Der Alkohol macht genau wie fast alle anderen Drogen, süchtig. Im Gegensatz zu einigen schweren Narkotika, hat der Alkohol nur nach einer längeren Zeit, einen süchtig machenden Einfluss, und die Folgen sind dementsprechend tiefer.

Der Alkohol zerstört nach einer Weile die Leber (Tatsache, die jedem bekannt ist), und die anderen gesundheitlichen Folgen, die mir dem Alkoholmissbrauch kommen, sind auch nicht zu vernachlässigen.

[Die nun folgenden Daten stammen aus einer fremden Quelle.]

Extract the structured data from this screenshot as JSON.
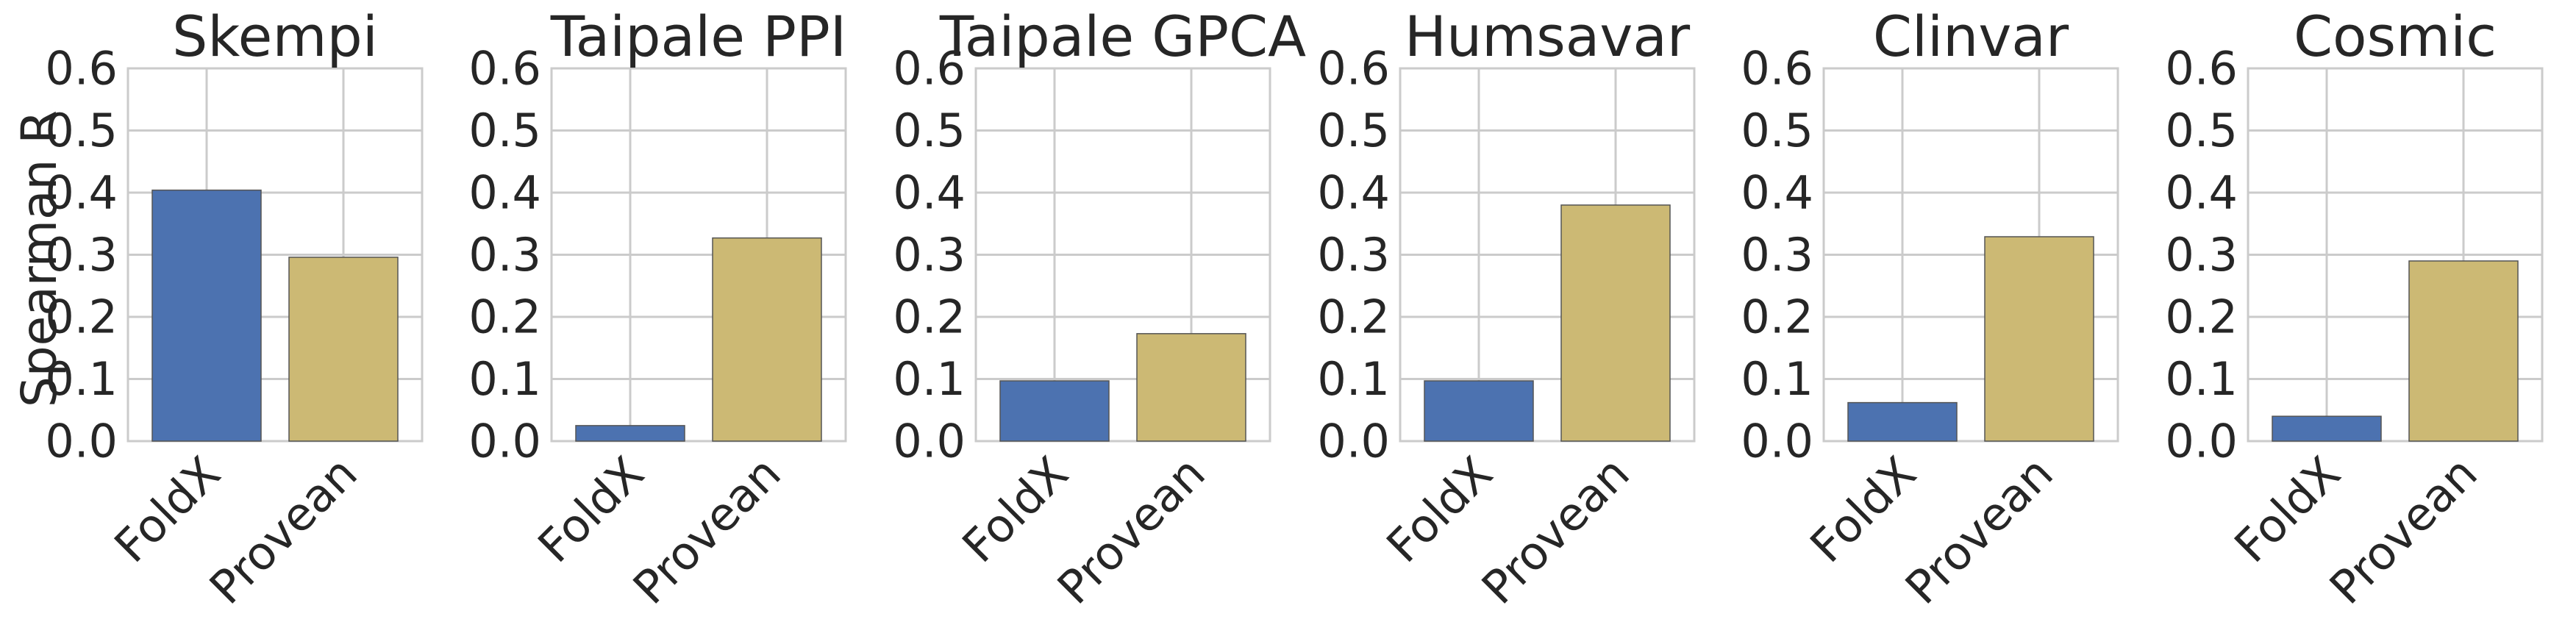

Alkoholiker neigen viel leichter an schweren Krankheiten zu erkranken, da ihr Immunsystem mit der Heilung der Leber beschäftigt ist, statt sich auf die äußerlichen Krankheitserreger zu konzentrieren.

Die Alkoholsucht entwickelt sich mit der Zeit, jedoch bleiben die gesundheitlichen Schäden permanent erhalten,. So dass sich ein Alkoholiker ohne fremde Hilfe nicht heilen kann.

Die private Krankenkassen sorgt für die Kosten solcher Behandlungen, jedoch bietet sie keine Möglichkeit zur Genesung. Die Heilung geschieht zwar im Krankenhaus, aber die schweren Hinterbliebenen Effekte des Alkoholmissbrauches lassen sich erst nach einer langen Zeit ermessen und meistens kommt einem Alkoholiker jede Hilfe zu spät. Die Genesung der permanenten Folgen des Alkoholismus können weder von den Krankenkassen finanziert, noch von ärztlicher Fachkraft behandelt werden.

Wer professionelle Hilfe aufsucht, um sich mit seinem Alkoholproblem konfrontieren zu können, hat wesentlich höhere Chancen zum endgültigen Aufhören, aber der Entzug wird nicht von normalen Versicherungen finanziert. Die private Krankenversicherung ermöglicht es in einigen Fällen, einen Entzug, zum teil zu finanzieren. Diese Fälle erhalten die Kosten des erfolgreichen Entzuges erstattet, und können mit weniger finanziellen Sorgen rehabilitiert werden.

Somit ist die private Krankenversicherung ideal, wenn es um Hilfe in der Not bei Alkoholikern geht.